The market is no longer treating de-escalation as automatically negative for the USD. Escalation still favours the dollar through haven demand and higher energy prices, while progress towards a deal could reinforce US growth resilience and rate advantage. In both cases, the hurdle for sustained dollar weakness has risen.
Risk assets have so far absorbed renewed Middle East headlines reasonably well, including fresh US and Israeli military action. However, higher real yields, firmer rate volatility and tighter financial conditions leave markets vulnerable if bond pressure spills over into equities.
USD: macro support replaces headline dependency
The dollar’s recent strength looks increasingly rooted in fundamentals rather than short-term oil or geopolitical shocks.
US real yields have moved materially higher since the conflict began, while rate volatility has also picked up. That combination strengthens the case for a longer-lasting “higher-for-longer” narrative and keeps the dollar well supported.
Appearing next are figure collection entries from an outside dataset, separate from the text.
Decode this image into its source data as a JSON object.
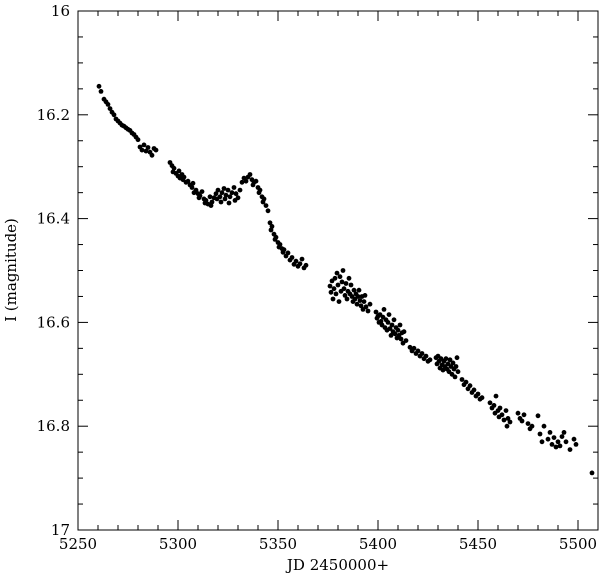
{
  "chart_data": {
    "type": "scatter",
    "title": "",
    "xlabel": "JD 2450000+",
    "ylabel": "I (magnitude)",
    "xlim": [
      5250,
      5510
    ],
    "ylim": [
      16.0,
      17.0
    ],
    "y_inverted": true,
    "grid": false,
    "legend": "none",
    "x_ticks": [
      5250,
      5300,
      5350,
      5400,
      5450,
      5500
    ],
    "x_tick_labels": [
      "5250",
      "5300",
      "5350",
      "5400",
      "5450",
      "5500"
    ],
    "y_ticks": [
      16.0,
      16.2,
      16.4,
      16.6,
      16.8,
      17.0
    ],
    "y_tick_labels": [
      "16",
      "16.2",
      "16.4",
      "16.6",
      "16.8",
      "17"
    ],
    "colors": {
      "marker": "#000000",
      "axes": "#000000",
      "background": "#ffffff"
    },
    "series": [
      {
        "points": [
          [
            5260.5,
            16.145
          ],
          [
            5261.5,
            16.155
          ],
          [
            5263,
            16.17
          ],
          [
            5264,
            16.175
          ],
          [
            5265,
            16.18
          ],
          [
            5266,
            16.188
          ],
          [
            5267,
            16.195
          ],
          [
            5268,
            16.2
          ],
          [
            5269,
            16.208
          ],
          [
            5270,
            16.212
          ],
          [
            5271,
            16.216
          ],
          [
            5272,
            16.22
          ],
          [
            5273,
            16.222
          ],
          [
            5274,
            16.225
          ],
          [
            5275,
            16.228
          ],
          [
            5276,
            16.23
          ],
          [
            5277,
            16.235
          ],
          [
            5278,
            16.238
          ],
          [
            5279,
            16.243
          ],
          [
            5280,
            16.248
          ],
          [
            5281,
            16.262
          ],
          [
            5282,
            16.268
          ],
          [
            5283,
            16.258
          ],
          [
            5284,
            16.27
          ],
          [
            5285,
            16.263
          ],
          [
            5286,
            16.272
          ],
          [
            5287,
            16.278
          ],
          [
            5288,
            16.265
          ],
          [
            5289,
            16.268
          ],
          [
            5296,
            16.292
          ],
          [
            5297,
            16.298
          ],
          [
            5297.5,
            16.31
          ],
          [
            5298,
            16.303
          ],
          [
            5299,
            16.313
          ],
          [
            5300,
            16.318
          ],
          [
            5300.5,
            16.308
          ],
          [
            5301,
            16.322
          ],
          [
            5302,
            16.315
          ],
          [
            5302.5,
            16.325
          ],
          [
            5303,
            16.32
          ],
          [
            5304,
            16.33
          ],
          [
            5305,
            16.328
          ],
          [
            5306,
            16.335
          ],
          [
            5307,
            16.34
          ],
          [
            5307.5,
            16.332
          ],
          [
            5308,
            16.35
          ],
          [
            5309,
            16.345
          ],
          [
            5310,
            16.352
          ],
          [
            5310.5,
            16.36
          ],
          [
            5311,
            16.356
          ],
          [
            5312,
            16.348
          ],
          [
            5313,
            16.362
          ],
          [
            5313.5,
            16.37
          ],
          [
            5314,
            16.365
          ],
          [
            5315,
            16.372
          ],
          [
            5316,
            16.358
          ],
          [
            5316.5,
            16.375
          ],
          [
            5317,
            16.368
          ],
          [
            5318,
            16.36
          ],
          [
            5319,
            16.352
          ],
          [
            5319.5,
            16.362
          ],
          [
            5320,
            16.345
          ],
          [
            5321,
            16.358
          ],
          [
            5321.5,
            16.368
          ],
          [
            5322,
            16.35
          ],
          [
            5323,
            16.342
          ],
          [
            5323.5,
            16.362
          ],
          [
            5324,
            16.355
          ],
          [
            5325,
            16.345
          ],
          [
            5325.5,
            16.37
          ],
          [
            5326,
            16.358
          ],
          [
            5327,
            16.35
          ],
          [
            5328,
            16.34
          ],
          [
            5328.5,
            16.365
          ],
          [
            5329,
            16.352
          ],
          [
            5330,
            16.36
          ],
          [
            5331,
            16.345
          ],
          [
            5332,
            16.33
          ],
          [
            5333,
            16.322
          ],
          [
            5334,
            16.328
          ],
          [
            5335,
            16.32
          ],
          [
            5336,
            16.315
          ],
          [
            5337,
            16.325
          ],
          [
            5337.5,
            16.335
          ],
          [
            5338,
            16.33
          ],
          [
            5339,
            16.328
          ],
          [
            5340,
            16.34
          ],
          [
            5340.5,
            16.35
          ],
          [
            5341,
            16.345
          ],
          [
            5342,
            16.358
          ],
          [
            5342.5,
            16.368
          ],
          [
            5343,
            16.362
          ],
          [
            5344,
            16.375
          ],
          [
            5345,
            16.385
          ],
          [
            5346,
            16.408
          ],
          [
            5346.5,
            16.422
          ],
          [
            5347,
            16.415
          ],
          [
            5348,
            16.43
          ],
          [
            5348.5,
            16.44
          ],
          [
            5349,
            16.436
          ],
          [
            5350,
            16.446
          ],
          [
            5350.5,
            16.455
          ],
          [
            5351,
            16.45
          ],
          [
            5352,
            16.458
          ],
          [
            5352.5,
            16.465
          ],
          [
            5353,
            16.46
          ],
          [
            5354,
            16.472
          ],
          [
            5355,
            16.466
          ],
          [
            5356,
            16.48
          ],
          [
            5357,
            16.475
          ],
          [
            5358,
            16.488
          ],
          [
            5359,
            16.482
          ],
          [
            5360,
            16.492
          ],
          [
            5361,
            16.487
          ],
          [
            5362,
            16.478
          ],
          [
            5363,
            16.495
          ],
          [
            5364,
            16.49
          ],
          [
            5376,
            16.53
          ],
          [
            5376.5,
            16.542
          ],
          [
            5377,
            16.52
          ],
          [
            5377.5,
            16.555
          ],
          [
            5378,
            16.535
          ],
          [
            5378.5,
            16.515
          ],
          [
            5379,
            16.545
          ],
          [
            5379.5,
            16.505
          ],
          [
            5380,
            16.528
          ],
          [
            5380.5,
            16.56
          ],
          [
            5381,
            16.512
          ],
          [
            5381.5,
            16.54
          ],
          [
            5382,
            16.522
          ],
          [
            5382.5,
            16.5
          ],
          [
            5383,
            16.535
          ],
          [
            5383.5,
            16.548
          ],
          [
            5384,
            16.525
          ],
          [
            5384.5,
            16.555
          ],
          [
            5385,
            16.54
          ],
          [
            5385.5,
            16.515
          ],
          [
            5386,
            16.545
          ],
          [
            5386.5,
            16.528
          ],
          [
            5387,
            16.55
          ],
          [
            5387.5,
            16.56
          ],
          [
            5388,
            16.538
          ],
          [
            5388.5,
            16.555
          ],
          [
            5389,
            16.545
          ],
          [
            5389.5,
            16.565
          ],
          [
            5390,
            16.55
          ],
          [
            5390.5,
            16.538
          ],
          [
            5391,
            16.558
          ],
          [
            5391.5,
            16.568
          ],
          [
            5392,
            16.55
          ],
          [
            5392.5,
            16.575
          ],
          [
            5393,
            16.56
          ],
          [
            5393.5,
            16.548
          ],
          [
            5394,
            16.57
          ],
          [
            5395,
            16.578
          ],
          [
            5396,
            16.565
          ],
          [
            5399,
            16.58
          ],
          [
            5399.5,
            16.592
          ],
          [
            5400,
            16.588
          ],
          [
            5400.5,
            16.6
          ],
          [
            5401,
            16.585
          ],
          [
            5401.5,
            16.598
          ],
          [
            5402,
            16.605
          ],
          [
            5402.5,
            16.59
          ],
          [
            5403,
            16.575
          ],
          [
            5403.5,
            16.61
          ],
          [
            5404,
            16.595
          ],
          [
            5404.5,
            16.615
          ],
          [
            5405,
            16.6
          ],
          [
            5405.5,
            16.585
          ],
          [
            5406,
            16.612
          ],
          [
            5406.5,
            16.625
          ],
          [
            5407,
            16.605
          ],
          [
            5407.5,
            16.618
          ],
          [
            5408,
            16.595
          ],
          [
            5408.5,
            16.622
          ],
          [
            5409,
            16.61
          ],
          [
            5409.5,
            16.63
          ],
          [
            5410,
            16.615
          ],
          [
            5410.5,
            16.625
          ],
          [
            5411,
            16.605
          ],
          [
            5411.5,
            16.632
          ],
          [
            5412,
            16.62
          ],
          [
            5412.5,
            16.64
          ],
          [
            5413,
            16.618
          ],
          [
            5414,
            16.635
          ],
          [
            5416,
            16.648
          ],
          [
            5417,
            16.655
          ],
          [
            5418,
            16.65
          ],
          [
            5419,
            16.66
          ],
          [
            5420,
            16.655
          ],
          [
            5421,
            16.665
          ],
          [
            5422,
            16.66
          ],
          [
            5423,
            16.67
          ],
          [
            5424,
            16.665
          ],
          [
            5425,
            16.675
          ],
          [
            5426,
            16.672
          ],
          [
            5429,
            16.668
          ],
          [
            5429.5,
            16.68
          ],
          [
            5430,
            16.665
          ],
          [
            5430.5,
            16.675
          ],
          [
            5431,
            16.688
          ],
          [
            5431.5,
            16.67
          ],
          [
            5432,
            16.682
          ],
          [
            5432.5,
            16.692
          ],
          [
            5433,
            16.675
          ],
          [
            5433.5,
            16.685
          ],
          [
            5434,
            16.67
          ],
          [
            5434.5,
            16.69
          ],
          [
            5435,
            16.68
          ],
          [
            5435.5,
            16.695
          ],
          [
            5436,
            16.672
          ],
          [
            5436.5,
            16.685
          ],
          [
            5437,
            16.7
          ],
          [
            5437.5,
            16.678
          ],
          [
            5438,
            16.69
          ],
          [
            5438.5,
            16.705
          ],
          [
            5439,
            16.685
          ],
          [
            5439.5,
            16.668
          ],
          [
            5440,
            16.695
          ],
          [
            5442,
            16.71
          ],
          [
            5443,
            16.72
          ],
          [
            5444,
            16.715
          ],
          [
            5445,
            16.728
          ],
          [
            5446,
            16.722
          ],
          [
            5447,
            16.735
          ],
          [
            5448,
            16.73
          ],
          [
            5449,
            16.742
          ],
          [
            5450,
            16.738
          ],
          [
            5451,
            16.748
          ],
          [
            5452,
            16.745
          ],
          [
            5456,
            16.755
          ],
          [
            5457,
            16.765
          ],
          [
            5458,
            16.76
          ],
          [
            5458.5,
            16.775
          ],
          [
            5459,
            16.742
          ],
          [
            5460,
            16.77
          ],
          [
            5460.5,
            16.782
          ],
          [
            5461,
            16.765
          ],
          [
            5462,
            16.778
          ],
          [
            5463,
            16.788
          ],
          [
            5464,
            16.77
          ],
          [
            5464.5,
            16.8
          ],
          [
            5465,
            16.785
          ],
          [
            5466,
            16.792
          ],
          [
            5470,
            16.775
          ],
          [
            5471,
            16.785
          ],
          [
            5472,
            16.79
          ],
          [
            5473,
            16.778
          ],
          [
            5475,
            16.795
          ],
          [
            5476,
            16.805
          ],
          [
            5477,
            16.8
          ],
          [
            5480,
            16.78
          ],
          [
            5481,
            16.815
          ],
          [
            5482,
            16.83
          ],
          [
            5483,
            16.8
          ],
          [
            5485,
            16.825
          ],
          [
            5486,
            16.812
          ],
          [
            5487,
            16.835
          ],
          [
            5488,
            16.822
          ],
          [
            5489,
            16.84
          ],
          [
            5490,
            16.83
          ],
          [
            5491,
            16.838
          ],
          [
            5492,
            16.82
          ],
          [
            5493,
            16.812
          ],
          [
            5494,
            16.83
          ],
          [
            5496,
            16.845
          ],
          [
            5498,
            16.825
          ],
          [
            5499,
            16.835
          ],
          [
            5507,
            16.89
          ]
        ]
      }
    ]
  }
}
For now, the USD benefits from three channels: sticky inflation risks, relative US growth outperformance and its role as a safe-haven currency. Peace talks may temper volatility, but they are unlikely to provide a clean bearish trigger for the dollar.
GBP: steady, but not yet convincing
Sterling remains firm after last week’s G10 outperformance, with GBP/USD holding above 1.34 and GBP/EUR still trading in the upper 1.15s. However, the move appears more like a recovery from recent political weakness than the start of a fresh bullish leg.
Domestic sentiment has improved as fiscal concerns have eased and discussion around closer UK-EU ties has helped stabilise the pound. Gilt market volatility has also cooled, supported by calmer global risk conditions and hopes of progress in the Middle East.
The challenge is that the UK data pulse is softening. Cooler labour market indicators and weaker PMIs suggest momentum is fading, reinforcing expectations that the Bank of England will remain on hold next month.
Sterling’s outlook may now diverge by pair. GBP/EUR looks better underpinned, particularly while UK yields remain attractive versus Europe, but a clear break above 1.16 is needed to unlock further upside. GBP/USD looks more exposed as renewed dollar strength caps momentum.
EUR: caught between geopolitics and fading rate support
EUR/USD remains highly sensitive to Middle East developments. Optimism around a possible interim deal briefly lifted the pair, but renewed strikes have since pulled it back below 1.1650 as traders wait for clarity on the direction of negotiations.
The euro has also lost support from rates. At the end of April, markets were pricing a much stronger ECB tightening bias, with around 85bp expected by year-end. That has since eased to roughly 55bp, reducing a key source of support for the single currency.
Even so, weaker eurozone macro conditions limit the euro’s ability to benefit from rate repricing. If the geopolitical stand-off continues into June, FX markets are likely to keep treating headline risk as the dominant driver, leaving rate differentials in the background.
Looking ahead
- German labour market data and May CPI will help shape expectations ahead of the ECB’s June meeting.
- US PCE inflation remains the main data focus, with direct implications for Fed pricing and GDP assumptions.
- EUR/USD downside risks remain elevated if there is no meaningful progress around Hormuz.
- GBP/EUR needs a sustained break above 1.16 to confirm a stronger upside signal.
- A deterioration in global risk sentiment remains the main threat to sterling, particularly if Middle East tensions escalate.